From Chicago, at the Interscience Conference on Antimicrobial Agents and Chemotherapy
People who carry pneumococcus bacteria in their nasal passages may be partially protected against having their noses colonized by Staphylococcus aureus. The new finding could have important implications because a pneumococcus vaccine licensed in 2000 is reducing illnesses caused by that bacterium, also known as Streptococcus pneumoniae, while S. aureus is becoming increasingly resistant to antibiotics.

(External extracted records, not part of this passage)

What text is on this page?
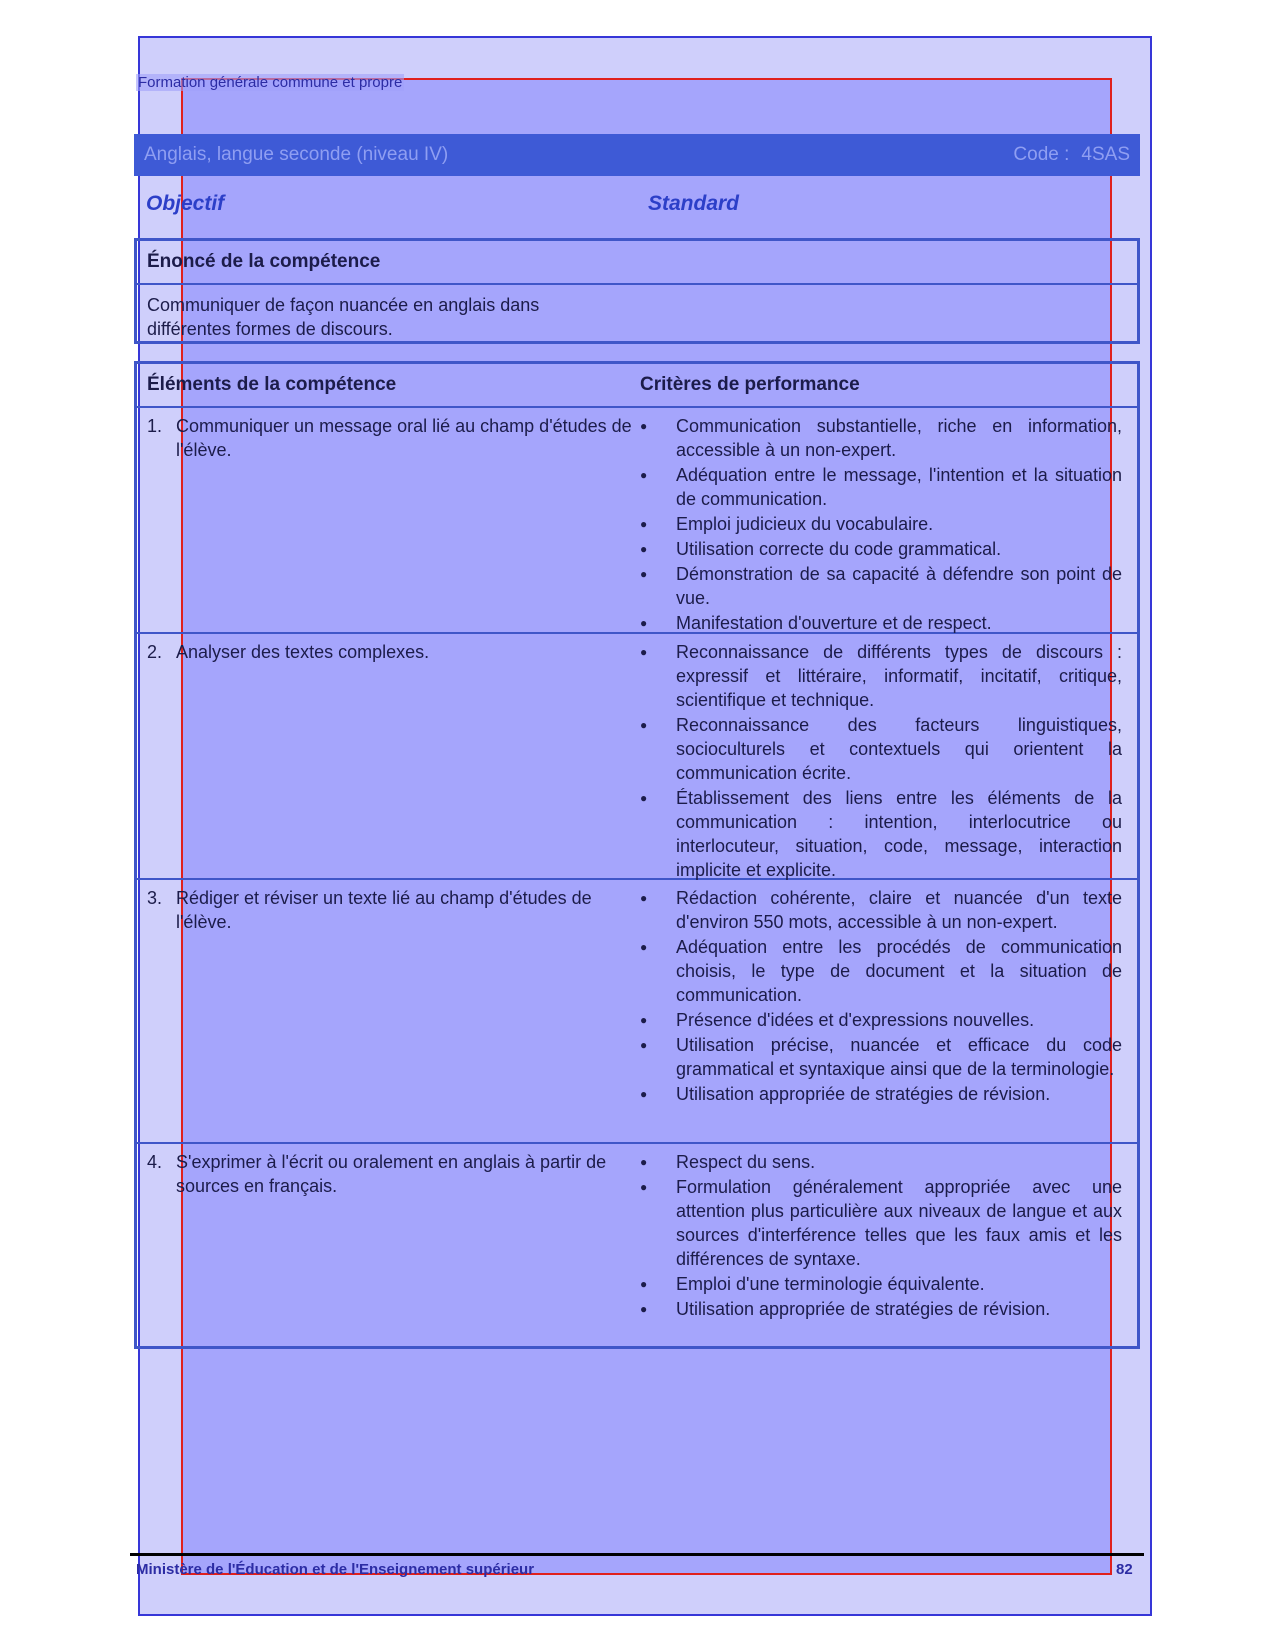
Formation générale commune et propre
Anglais, langue seconde (niveau IV)	Code : 4SAS
Objectif	Standard
Énoncé de la compétence
Communiquer de façon nuancée en anglais dans différentes formes de discours.
Éléments de la compétence	Critères de performance
1. Communiquer un message oral lié au champ d'études de l'élève.
●	Communication substantielle, riche en information, accessible à un non-expert.
●	Adéquation entre le message, l'intention et la situation de communication.
●	Emploi judicieux du vocabulaire.
●	Utilisation correcte du code grammatical.
●	Démonstration de sa capacité à défendre son point de vue.
●	Manifestation d'ouverture et de respect.
2. Analyser des textes complexes.	●	Reconnaissance de différents types de discours : expressif et littéraire, informatif, incitatif, critique, scientifique et technique.
●	Reconnaissance des facteurs linguistiques, socioculturels et contextuels qui orientent la communication écrite.
●	Établissement des liens entre les éléments de la communication : intention, interlocutrice ou interlocuteur, situation, code, message, interaction implicite et explicite.
3. Rédiger et réviser un texte lié au champ d'études de l'élève.
●	Rédaction cohérente, claire et nuancée d'un texte d'environ 550 mots, accessible à un non-expert.
●	Adéquation entre les procédés de communication choisis, le type de document et la situation de communication.
●	Présence d'idées et d'expressions nouvelles.
●	Utilisation précise, nuancée et efficace du code grammatical et syntaxique ainsi que de la terminologie.
●	Utilisation appropriée de stratégies de révision.
4. S'exprimer à l'écrit ou oralement en anglais à partir de sources en français.
●	Respect du sens.
●	Formulation généralement appropriée avec une attention plus particulière aux niveaux de langue et aux sources d'interférence telles que les faux amis et les différences de syntaxe.
●	Emploi d'une terminologie équivalente.
●	Utilisation appropriée de stratégies de révision.
Ministère de l'Éducation et de l'Enseignement supérieur	82
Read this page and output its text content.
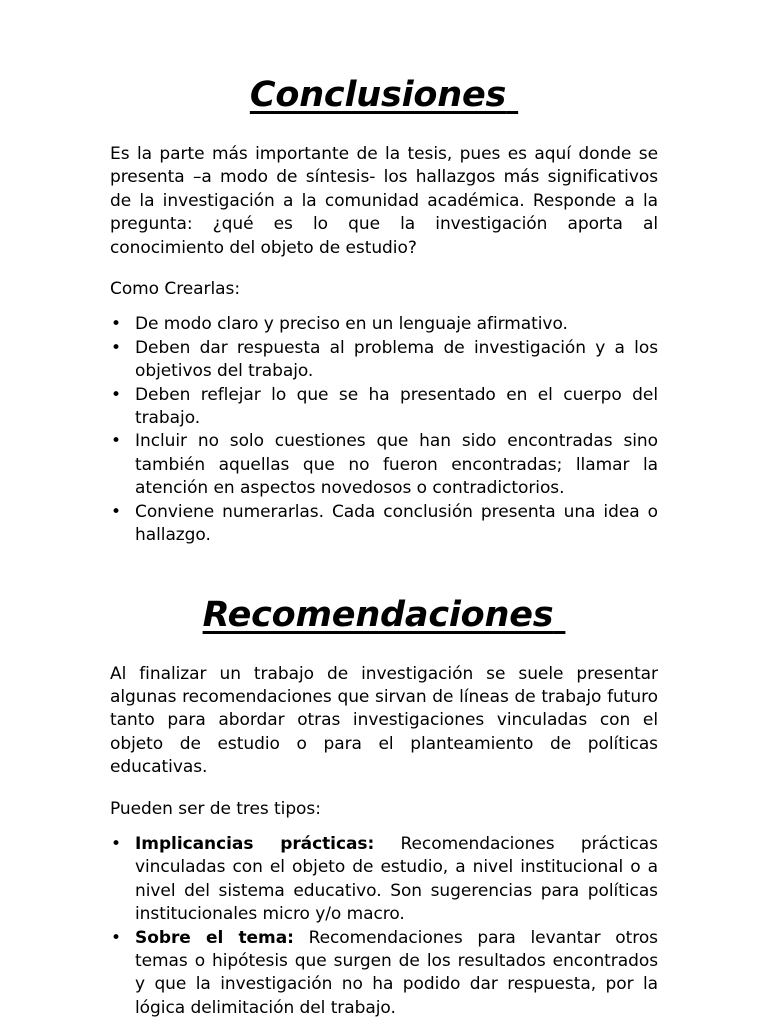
Conclusiones

Es la parte más importante de la tesis, pues es aquí donde se presenta –a modo de síntesis- los hallazgos más significativos de la investigación a la comunidad académica. Responde a la pregunta: ¿qué es lo que la investigación aporta al conocimiento del objeto de estudio?

Como Crearlas:

• De modo claro y preciso en un lenguaje afirmativo.
• Deben dar respuesta al problema de investigación y a los objetivos del trabajo.
• Deben reflejar lo que se ha presentado en el cuerpo del trabajo.
• Incluir no solo cuestiones que han sido encontradas sino también aquellas que no fueron encontradas; llamar la atención en aspectos novedosos o contradictorios.
• Conviene numerarlas. Cada conclusión presenta una idea o hallazgo.
Recomendaciones

Al finalizar un trabajo de investigación se suele presentar algunas recomendaciones que sirvan de líneas de trabajo futuro tanto para abordar otras investigaciones vinculadas con el objeto de estudio o para el planteamiento de políticas educativas.

Pueden ser de tres tipos:

• Implicancias prácticas: Recomendaciones prácticas vinculadas con el objeto de estudio, a nivel institucional o a nivel del sistema educativo. Son sugerencias para políticas institucionales micro y/o macro.
• Sobre el tema: Recomendaciones para levantar otros temas o hipótesis que surgen de los resultados encontrados y que la investigación no ha podido dar respuesta, por la lógica delimitación del trabajo.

Both bacteria can live harmlessly in the nose, but either can cause serious illness if it spreads to other parts of the body. Gili Regev-Yochay of Sheba Medical Center in Ramat-Gan, Israel, and her colleagues checked the noses of about 1,500 people for the presence of the two bacteria. Hundreds of the volunteers tested positive for at least one of the pathogens.
After accounting for factors such as age, which influences the two pathogens differently, the researchers found that people who carry pneumococcus are only 47 percent as likely to harbor S. aureus as are those with pneumococcus-free noses. The finding suggests that pneumococcus inhibits S. aureus from colonizing the nose, Regev-Yochay says.
Israel hasn’t begun vaccinating against pneumococcus, but the United States has. “I wouldn’t stop vaccinating now,” says Regev-Yochay, but she suggests that researchers keep an eye on S. aureus as vaccinations increase.